Подошел Николай и остановился, слушая. Теолог посмотрел на него, что-то спрашивая глазами, и, когда тот кивнул ответно головой, так обрадовался, что потер руки.
— О чем это вы? — спросил Николай.
— Да вот, — весело ответил теолог, — вот, наш друг Байер, прекрасный человек и великолепный врач, женился на красивой молодой девушке, построил дом, вот, пальмы выписал, рассадил их, фонтан поставил, а сейчас лежит на траве и спрашивает: «А к чему мне все это, если я должен умереть в Восточной Пруссии?» Так, Байер?
— Нет, не так! Я знал и даже сейчас знаю, зачем мне это, жалкий вы человек! Фанатик вы! — крикнул маленький бельгиец и вдруг со стоном схватился за грудь. — Я знаю, а вы ничего в жизни не знаете, даже зачем живете — тоже не знаете! — крикнул он чуть не плача.
— Знаете? — усмехнулся теолог. — Ой, едва ли! А ну, представьте, что нас сейчас всех расстреляют, — с чем вы останетесь? С молодой женой? С фонтаном и пальмами? С домом в Брюсселе? Или с чем?
— С сознанием… что моя… что я… моя смерть… — начал, задыхаясь от ярости, бельгиец, — о, Боже мой! Умираю!.. Что если у моей жены от кого-нибудь будет сын, то ему уже… — он упал на землю, застонал и закорчился на белых и желтых щепках.
— А где же останется сознание после вашей смерти? — мягко спросил теолог, наклонился и достал из кармана куртки Байера пузырек с нитроглицерином. — Где? — продолжал он, откупоривая его. — Или сознание бессмертно? — Он встал на колени и поднес пузырек к губам Байера. — О, тогда, другое дело! Но так атеист не скажет! — Он отнял пузырек. — Что, лучше?
Маленький бельгиец сидел, открыв рот, и с губ его стекала длинная лента слюны.
— Ладно, оставим это. Хиромант, как дела?

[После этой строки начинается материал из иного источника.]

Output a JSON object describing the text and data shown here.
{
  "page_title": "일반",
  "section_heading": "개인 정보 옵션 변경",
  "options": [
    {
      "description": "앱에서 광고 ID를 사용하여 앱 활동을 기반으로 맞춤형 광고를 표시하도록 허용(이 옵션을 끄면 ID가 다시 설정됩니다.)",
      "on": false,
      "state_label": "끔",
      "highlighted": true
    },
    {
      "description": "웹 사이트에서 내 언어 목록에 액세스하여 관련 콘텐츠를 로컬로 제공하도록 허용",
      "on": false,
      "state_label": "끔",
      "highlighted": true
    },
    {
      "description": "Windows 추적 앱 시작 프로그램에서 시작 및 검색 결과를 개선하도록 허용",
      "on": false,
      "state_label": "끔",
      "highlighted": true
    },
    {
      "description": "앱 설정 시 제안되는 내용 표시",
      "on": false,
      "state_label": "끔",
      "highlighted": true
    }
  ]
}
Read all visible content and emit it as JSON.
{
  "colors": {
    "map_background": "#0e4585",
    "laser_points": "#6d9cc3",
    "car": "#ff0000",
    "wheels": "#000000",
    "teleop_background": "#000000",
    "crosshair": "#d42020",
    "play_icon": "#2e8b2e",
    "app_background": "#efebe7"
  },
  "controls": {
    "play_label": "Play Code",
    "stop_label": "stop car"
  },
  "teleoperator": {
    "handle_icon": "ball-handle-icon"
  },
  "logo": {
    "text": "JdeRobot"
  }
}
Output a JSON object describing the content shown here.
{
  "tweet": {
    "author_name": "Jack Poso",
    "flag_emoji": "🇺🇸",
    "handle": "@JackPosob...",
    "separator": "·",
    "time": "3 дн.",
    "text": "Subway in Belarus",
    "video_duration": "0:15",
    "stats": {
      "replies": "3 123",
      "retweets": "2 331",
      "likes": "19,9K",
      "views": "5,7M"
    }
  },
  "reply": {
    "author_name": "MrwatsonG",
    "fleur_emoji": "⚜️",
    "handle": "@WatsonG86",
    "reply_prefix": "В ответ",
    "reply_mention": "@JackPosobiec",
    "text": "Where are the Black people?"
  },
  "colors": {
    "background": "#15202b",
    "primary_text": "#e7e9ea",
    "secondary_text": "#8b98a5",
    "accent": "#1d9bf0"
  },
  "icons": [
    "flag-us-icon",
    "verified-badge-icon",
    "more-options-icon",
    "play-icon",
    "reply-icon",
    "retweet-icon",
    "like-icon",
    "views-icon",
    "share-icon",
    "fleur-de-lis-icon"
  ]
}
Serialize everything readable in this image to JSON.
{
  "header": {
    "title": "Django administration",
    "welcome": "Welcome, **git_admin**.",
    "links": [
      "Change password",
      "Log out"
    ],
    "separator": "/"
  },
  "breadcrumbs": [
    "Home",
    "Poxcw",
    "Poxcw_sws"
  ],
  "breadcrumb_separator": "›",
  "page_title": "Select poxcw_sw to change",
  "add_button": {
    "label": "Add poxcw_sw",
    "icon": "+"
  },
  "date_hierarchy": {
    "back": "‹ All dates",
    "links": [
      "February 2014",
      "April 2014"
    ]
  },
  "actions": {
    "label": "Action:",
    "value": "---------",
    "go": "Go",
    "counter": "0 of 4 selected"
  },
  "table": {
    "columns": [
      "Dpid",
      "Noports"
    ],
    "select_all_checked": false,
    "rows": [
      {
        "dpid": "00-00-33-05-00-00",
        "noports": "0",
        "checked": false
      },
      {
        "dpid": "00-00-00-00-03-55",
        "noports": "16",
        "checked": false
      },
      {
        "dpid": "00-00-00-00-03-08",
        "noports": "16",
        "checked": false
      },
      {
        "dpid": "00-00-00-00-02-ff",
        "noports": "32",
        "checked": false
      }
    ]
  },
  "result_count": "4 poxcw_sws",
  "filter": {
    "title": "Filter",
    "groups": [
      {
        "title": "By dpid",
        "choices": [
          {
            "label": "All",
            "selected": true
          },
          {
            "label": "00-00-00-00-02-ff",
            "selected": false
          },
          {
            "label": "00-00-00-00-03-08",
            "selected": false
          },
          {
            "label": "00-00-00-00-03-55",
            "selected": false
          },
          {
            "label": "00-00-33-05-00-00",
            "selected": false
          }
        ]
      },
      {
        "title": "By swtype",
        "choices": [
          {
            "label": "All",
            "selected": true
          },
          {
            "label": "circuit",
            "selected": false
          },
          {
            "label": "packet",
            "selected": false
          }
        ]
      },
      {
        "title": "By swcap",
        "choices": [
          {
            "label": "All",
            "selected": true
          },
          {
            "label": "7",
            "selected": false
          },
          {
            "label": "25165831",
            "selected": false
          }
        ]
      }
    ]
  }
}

— Так любовь — тоже мышь? — вдруг раздражающе резко спросил ленинградец.
— Какая любовь? — пожал плечами теолог. — Если любовь к…
— Да нет, зачем к… Вот конкретно: его любовь, — ткнул в Николая ленинградец, — его любовь к жене? Ее ожидание? Это что — тоже мышь?
— Ее ожидание — это подвиг перед людьми и Господом, — торжественно ответил теолог, — но оно чувственно, а обо всем чувственном мы говорим «суета сует и всяческая суета».
— Вот поэтому вы и монах?
— Вот потому я и монах!
— Вот поэтому вы и теолог?
— Нет, теолог я не потому. Я просто предпочитаю лучше жить там, — он ткнул пальцем в золото, льющееся на траву и щепу через ветки, — в мире бесконечно больших величин, чем на земле возиться с мышами.
Ленинградец оскорбительно фыркнул и отвернулся.
— А Бога — куда вы Его тогда дели? — вдруг очень тихо и спокойно спросил Николай.
— То есть как — куда? — озадачился теолог, с этой стороны он меньше всего ожидал нападения.
— Да вот так — куда? В мир бесконечно больших величин? Куда-нибудь подальше от этих мышей? — Теолог что-то хотел сказать. — Стойте! Это вы его туда поместили или Он сам, без вас поместился? Если Он сам, то какой же Он вам Бог? Если вы его, то какой же вы теолог? И чему вы тогда служите? Неужели источнику Разума и Добра? Нет, не думаю!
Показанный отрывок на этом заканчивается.